Nous avons par ailleurs entendu que « les textes applicables interdisent à la CDC de souscrire à une augmentation de capital d'un établissement public » et qu'il était donc nécessaire de modifier le statut de La Poste pour lui permettre de réaliser cette opération.
Or c'est exactement le contraire.
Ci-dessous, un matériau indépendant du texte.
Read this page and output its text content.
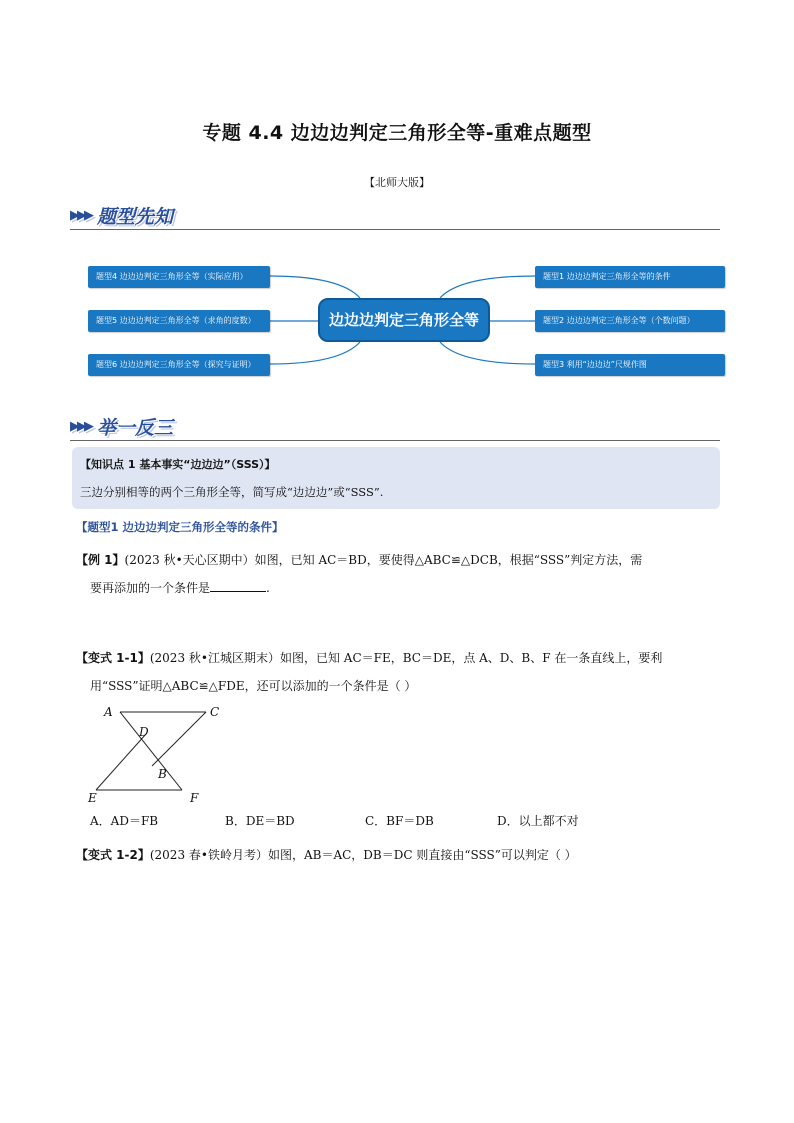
专题 4.4 边边边判定三角形全等-重难点题型
【北师大版】
▶▶▶ 题型先知
题型4 边边边判定三角形全等（实际应用）
题型5 边边边判定三角形全等（求角的度数）
题型6 边边边判定三角形全等（探究与证明）
边边边判定三角形全等
题型1 边边边判定三角形全等的条件
题型2 边边边判定三角形全等（个数问题）
题型3 利用“边边边”尺规作图
▶▶▶ 举一反三
【知识点 1 基本事实“边边边”（SSS）】
三边分别相等的两个三角形全等，简写成“边边边”或“SSS”.
【题型1 边边边判定三角形全等的条件】
【例 1】(2023 秋•天心区期中）如图，已知 AC＝BD，要使得△ABC≌△DCB，根据“SSS”判定方法，需
要再添加的一个条件是	.
【变式 1-1】(2023 秋•江城区期末）如图，已知 AC＝FE，BC＝DE，点 A、D、B、F 在一条直线上，要利
用“SSS”证明△ABC≌△FDE，还可以添加的一个条件是（ ）
A	C
D
B
E	F
A．AD＝FB	B．DE＝BD	C．BF＝DB	D．以上都不对
【变式 1-2】(2023 春•铁岭月考）如图，AB＝AC，DB＝DC 则直接由“SSS”可以判定（ ）
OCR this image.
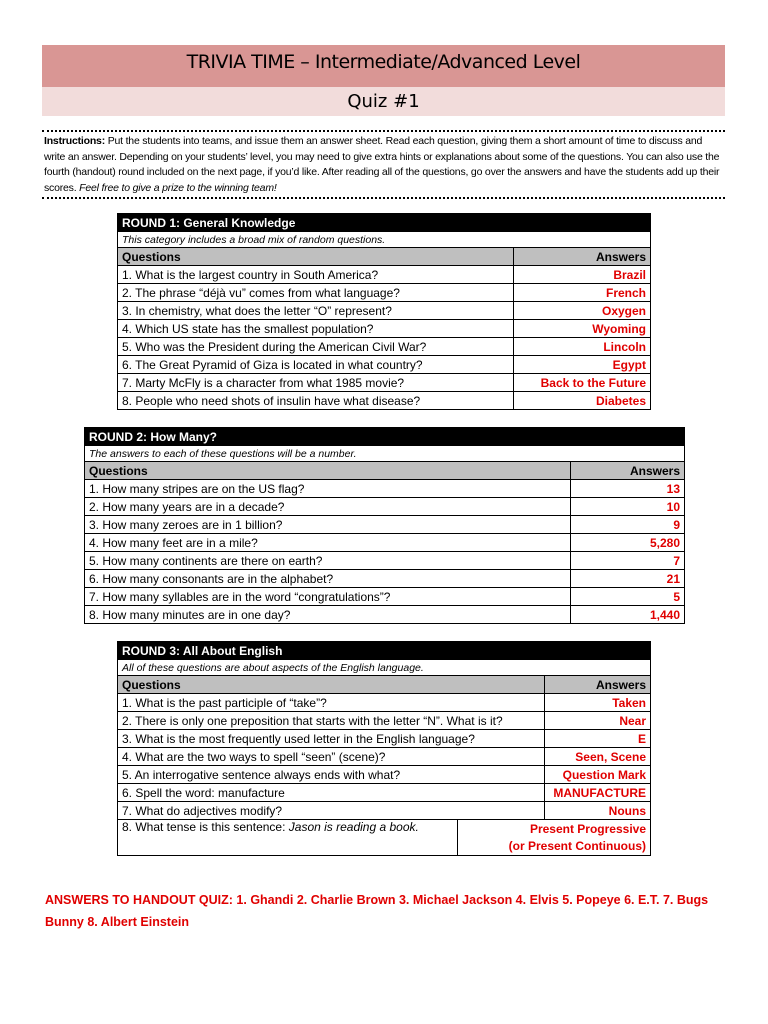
TRIVIA TIME – Intermediate/Advanced Level
Quiz #1
Instructions: Put the students into teams, and issue them an answer sheet. Read each question, giving them a short amount of time to discuss and write an answer. Depending on your students’ level, you may need to give extra hints or explanations about some of the questions. You can also use the fourth (handout) round included on the next page, if you’d like. After reading all of the questions, go over the answers and have the students add up their scores. Feel free to give a prize to the winning team!
ROUND 1: General Knowledge	
This category includes a broad mix of random questions.	
Questions	Answers
1. What is the largest country in South America?	Brazil
2. The phrase “déjà vu” comes from what language?	French
3. In chemistry, what does the letter “O” represent?	Oxygen
4. Which US state has the smallest population?	Wyoming
5. Who was the President during the American Civil War?	Lincoln
6. The Great Pyramid of Giza is located in what country?	Egypt
7. Marty McFly is a character from what 1985 movie?	Back to the Future
8. People who need shots of insulin have what disease?	Diabetes
ROUND 2: How Many?	
The answers to each of these questions will be a number.	
Questions	Answers
1. How many stripes are on the US flag?	13
2. How many years are in a decade?	10
3. How many zeroes are in 1 billion?	9
4. How many feet are in a mile?	5,280
5. How many continents are there on earth?	7
6. How many consonants are in the alphabet?	21
7. How many syllables are in the word “congratulations”?	5
8. How many minutes are in one day?	1,440
ROUND 3: All About English		
All of these questions are about aspects of the English language.		
Questions		Answers
1. What is the past participle of “take”?		Taken
2. There is only one preposition that starts with the letter “N”. What is it?		Near
3. What is the most frequently used letter in the English language?		E
4. What are the two ways to spell “seen” (scene)?		Seen, Scene
5. An interrogative sentence always ends with what?		Question Mark
6. Spell the word: manufacture		MANUFACTURE
7. What do adjectives modify?		Nouns
8. What tense is this sentence: Jason is reading a book.	Present Progressive
(or Present Continuous)	
ANSWERS TO HANDOUT QUIZ: 1. Ghandi 2. Charlie Brown 3. Michael Jackson 4. Elvis 5. Popeye 6. E.T. 7. Bugs Bunny 8. Albert Einstein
La Caisse des dépôts, établissement public autonome du Gouvernement et placé sous le contrôle du Parlement, est avant tout un investisseur d'intérêt général et de long terme qui, à l'appui d'un mandat public, peut investir pour renforcer les fonds propres ou soutenir les projets d'investissement d'une autre personne morale de droit public.
Prenons l'exemple récent d'OSEO, EPIC agissant dans un champ hautement concurrentiel, qui regroupe la BDPME, l'ANVAR et la SOFARIS et que la CDC finance à plus de 40 % ou encore l'ANRU, EPIC financé par la Caisse des dépôts et d'autres opérateurs publics : rien dans le droit interne ou dans le droit communautaire, rien non plus dans la « doctrine d'investissement de la Caisse des dépôts » publiée en décembre 2008 après la promulgation de la loi LME, n'interdit à la Caisse des dépôts d'investir dans un établissement public.
Partenaire de La Poste depuis plus d'un siècle, dans une logique de complémentarité de missions publiques –aménagement du territoire, lutte contre l'exclusion bancaire, collecte et centralisation de l'épargne populaire –, la CDC pourrait donc parfaitement, dans le cadre d'un mandat public, investir dans le renforcement et la modernisation nécessaires des moyens de l'établissement public La Poste.
Vous prétendez que les missions de service public ne sauraient être menacées au prétexte que les seuls actionnaires, jusqu'à la publication des statuts initiaux comme le précise le texte, c'est-à-dire jusqu'au 31 décembre 2009, sont 100 % publics. Vous vous êtes vous-même engagé, monsieur le ministre, à ce qu'un amendement interdise tout autre investisseur que la CDC.
Mais ce qu'une loi a fait, une autre loi peut le défaire.